29 декабря, 2010 - 19:51
ФОТО РУСЛАНА КАНЮКИ / «День»

Лина Костенко приучила своего читателя ожидать от нее ТОЛЬКО чего-то чрезвычайного. Большого КУЛЬТУРНОГО СОБЫТИЯ. И саму себя «приучила» к такой ориентации в украинском литературном времени и пространстве. Видимо, потому так долго работала над романом и не отваживалась поставить последнюю точку (в тексте видны следы разновременных вкраплений). К тому же — и трудности, которые представляет для поэта переход к прозе большого формата, да еще и, так сказать, в зоне острой полемичности. И вот СОБЫТИЕ состоялось.

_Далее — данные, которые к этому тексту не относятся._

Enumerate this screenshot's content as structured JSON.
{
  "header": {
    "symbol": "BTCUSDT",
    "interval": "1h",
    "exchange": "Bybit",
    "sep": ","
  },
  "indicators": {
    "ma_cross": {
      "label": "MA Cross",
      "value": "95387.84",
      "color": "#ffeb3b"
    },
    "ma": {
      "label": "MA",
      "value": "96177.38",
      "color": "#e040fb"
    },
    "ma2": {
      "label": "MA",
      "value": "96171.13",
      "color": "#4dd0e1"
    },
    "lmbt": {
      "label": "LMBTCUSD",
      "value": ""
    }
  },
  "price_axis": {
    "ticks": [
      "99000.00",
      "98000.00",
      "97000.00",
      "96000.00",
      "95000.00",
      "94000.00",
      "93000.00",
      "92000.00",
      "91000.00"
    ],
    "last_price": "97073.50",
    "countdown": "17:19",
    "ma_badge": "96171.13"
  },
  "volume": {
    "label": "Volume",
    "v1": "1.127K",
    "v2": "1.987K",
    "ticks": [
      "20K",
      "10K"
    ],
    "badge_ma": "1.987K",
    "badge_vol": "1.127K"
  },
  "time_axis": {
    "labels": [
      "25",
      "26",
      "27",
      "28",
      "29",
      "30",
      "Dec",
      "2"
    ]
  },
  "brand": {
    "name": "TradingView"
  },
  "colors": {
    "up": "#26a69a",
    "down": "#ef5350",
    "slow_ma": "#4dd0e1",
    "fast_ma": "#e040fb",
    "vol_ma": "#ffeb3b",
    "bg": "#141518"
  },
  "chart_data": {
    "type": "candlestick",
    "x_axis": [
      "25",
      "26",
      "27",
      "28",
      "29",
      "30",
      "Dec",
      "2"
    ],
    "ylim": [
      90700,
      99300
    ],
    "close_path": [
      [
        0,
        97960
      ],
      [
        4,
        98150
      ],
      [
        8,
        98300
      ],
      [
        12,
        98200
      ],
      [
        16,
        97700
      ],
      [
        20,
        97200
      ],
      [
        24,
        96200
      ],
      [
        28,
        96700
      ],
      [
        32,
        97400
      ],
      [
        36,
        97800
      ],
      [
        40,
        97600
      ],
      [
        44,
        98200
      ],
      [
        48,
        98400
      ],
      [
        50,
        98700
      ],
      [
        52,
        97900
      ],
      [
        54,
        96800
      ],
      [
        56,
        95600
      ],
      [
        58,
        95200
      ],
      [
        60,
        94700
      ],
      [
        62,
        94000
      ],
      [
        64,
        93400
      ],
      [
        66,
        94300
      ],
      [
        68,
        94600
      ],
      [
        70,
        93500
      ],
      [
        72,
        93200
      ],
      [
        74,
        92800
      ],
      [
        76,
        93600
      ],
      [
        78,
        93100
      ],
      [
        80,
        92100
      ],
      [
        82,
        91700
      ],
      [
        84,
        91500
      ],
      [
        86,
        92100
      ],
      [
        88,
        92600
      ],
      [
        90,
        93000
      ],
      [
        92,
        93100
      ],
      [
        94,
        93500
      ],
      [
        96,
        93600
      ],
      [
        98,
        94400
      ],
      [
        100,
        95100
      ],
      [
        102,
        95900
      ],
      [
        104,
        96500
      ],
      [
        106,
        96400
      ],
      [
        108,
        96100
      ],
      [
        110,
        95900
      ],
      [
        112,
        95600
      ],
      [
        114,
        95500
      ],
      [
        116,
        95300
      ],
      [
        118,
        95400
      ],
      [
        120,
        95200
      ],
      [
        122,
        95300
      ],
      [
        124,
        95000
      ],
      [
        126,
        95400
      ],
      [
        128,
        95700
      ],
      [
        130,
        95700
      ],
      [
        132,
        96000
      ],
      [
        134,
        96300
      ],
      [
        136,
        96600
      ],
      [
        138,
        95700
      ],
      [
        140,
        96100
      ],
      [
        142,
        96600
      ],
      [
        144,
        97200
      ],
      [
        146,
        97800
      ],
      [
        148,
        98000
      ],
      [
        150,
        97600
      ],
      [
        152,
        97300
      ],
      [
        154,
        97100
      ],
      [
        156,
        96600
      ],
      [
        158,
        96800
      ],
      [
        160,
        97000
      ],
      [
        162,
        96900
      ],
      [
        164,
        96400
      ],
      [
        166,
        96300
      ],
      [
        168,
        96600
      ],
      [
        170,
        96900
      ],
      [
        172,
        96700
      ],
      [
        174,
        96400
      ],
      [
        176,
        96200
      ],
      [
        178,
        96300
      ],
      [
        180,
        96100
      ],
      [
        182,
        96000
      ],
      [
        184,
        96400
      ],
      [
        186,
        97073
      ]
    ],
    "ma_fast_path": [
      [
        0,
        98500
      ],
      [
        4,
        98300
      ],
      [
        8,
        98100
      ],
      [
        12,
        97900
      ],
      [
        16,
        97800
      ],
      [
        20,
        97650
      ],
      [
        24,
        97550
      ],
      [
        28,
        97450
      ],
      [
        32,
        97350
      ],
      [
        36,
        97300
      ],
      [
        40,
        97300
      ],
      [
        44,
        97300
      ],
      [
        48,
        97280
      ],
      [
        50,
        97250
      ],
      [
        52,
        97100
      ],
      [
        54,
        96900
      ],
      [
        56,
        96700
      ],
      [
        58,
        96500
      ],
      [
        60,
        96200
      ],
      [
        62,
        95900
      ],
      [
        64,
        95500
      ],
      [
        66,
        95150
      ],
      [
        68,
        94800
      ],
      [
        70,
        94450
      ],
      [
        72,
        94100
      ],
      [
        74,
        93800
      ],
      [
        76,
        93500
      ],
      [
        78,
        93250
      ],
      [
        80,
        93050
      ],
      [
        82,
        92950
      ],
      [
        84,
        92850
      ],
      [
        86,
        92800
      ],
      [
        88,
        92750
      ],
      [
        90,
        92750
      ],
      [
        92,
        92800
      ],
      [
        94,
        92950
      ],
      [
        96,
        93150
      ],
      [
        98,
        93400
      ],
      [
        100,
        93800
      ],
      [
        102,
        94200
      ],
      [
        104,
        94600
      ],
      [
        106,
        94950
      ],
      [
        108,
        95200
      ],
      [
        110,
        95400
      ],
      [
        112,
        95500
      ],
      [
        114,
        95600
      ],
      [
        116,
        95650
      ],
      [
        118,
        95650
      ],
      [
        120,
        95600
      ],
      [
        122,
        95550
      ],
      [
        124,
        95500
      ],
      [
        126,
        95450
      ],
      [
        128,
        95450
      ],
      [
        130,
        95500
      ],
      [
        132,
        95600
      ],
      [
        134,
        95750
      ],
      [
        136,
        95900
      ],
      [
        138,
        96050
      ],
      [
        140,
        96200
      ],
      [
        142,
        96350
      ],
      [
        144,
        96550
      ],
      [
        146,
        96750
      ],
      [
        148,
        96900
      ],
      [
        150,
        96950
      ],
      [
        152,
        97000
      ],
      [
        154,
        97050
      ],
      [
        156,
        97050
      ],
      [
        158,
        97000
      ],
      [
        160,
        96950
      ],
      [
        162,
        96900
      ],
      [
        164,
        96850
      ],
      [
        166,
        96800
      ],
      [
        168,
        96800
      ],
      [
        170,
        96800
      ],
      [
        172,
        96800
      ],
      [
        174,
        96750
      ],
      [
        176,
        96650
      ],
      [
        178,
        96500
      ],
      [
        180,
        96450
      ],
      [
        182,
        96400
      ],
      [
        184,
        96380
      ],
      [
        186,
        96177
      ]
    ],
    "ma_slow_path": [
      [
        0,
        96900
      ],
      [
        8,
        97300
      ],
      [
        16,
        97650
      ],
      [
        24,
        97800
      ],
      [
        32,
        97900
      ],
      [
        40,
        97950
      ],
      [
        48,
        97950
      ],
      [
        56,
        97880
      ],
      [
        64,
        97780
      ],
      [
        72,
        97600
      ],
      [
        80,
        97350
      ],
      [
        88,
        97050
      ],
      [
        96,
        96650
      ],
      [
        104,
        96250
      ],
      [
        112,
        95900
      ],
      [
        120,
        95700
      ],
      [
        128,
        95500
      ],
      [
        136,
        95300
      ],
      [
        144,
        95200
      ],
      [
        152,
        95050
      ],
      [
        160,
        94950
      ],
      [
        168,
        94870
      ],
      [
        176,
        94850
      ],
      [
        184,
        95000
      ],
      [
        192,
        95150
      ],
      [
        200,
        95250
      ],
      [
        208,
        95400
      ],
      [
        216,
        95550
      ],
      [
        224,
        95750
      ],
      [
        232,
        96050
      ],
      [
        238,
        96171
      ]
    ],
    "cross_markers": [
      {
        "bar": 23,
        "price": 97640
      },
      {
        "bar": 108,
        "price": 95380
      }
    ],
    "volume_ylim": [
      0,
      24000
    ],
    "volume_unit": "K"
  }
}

По правде говоря, я начинал читать роман с некоторым опасением: первые страницы напоминали хронику событий. Но с каждой страницей эта хроника наполнялась рефлексиями рассказчика и становилась рентгенограммой души нашего современника. В конце концов, в мировой литературе есть весьма продуктивный жанр политически-публицистического романа, — но тут имеем нечто иное.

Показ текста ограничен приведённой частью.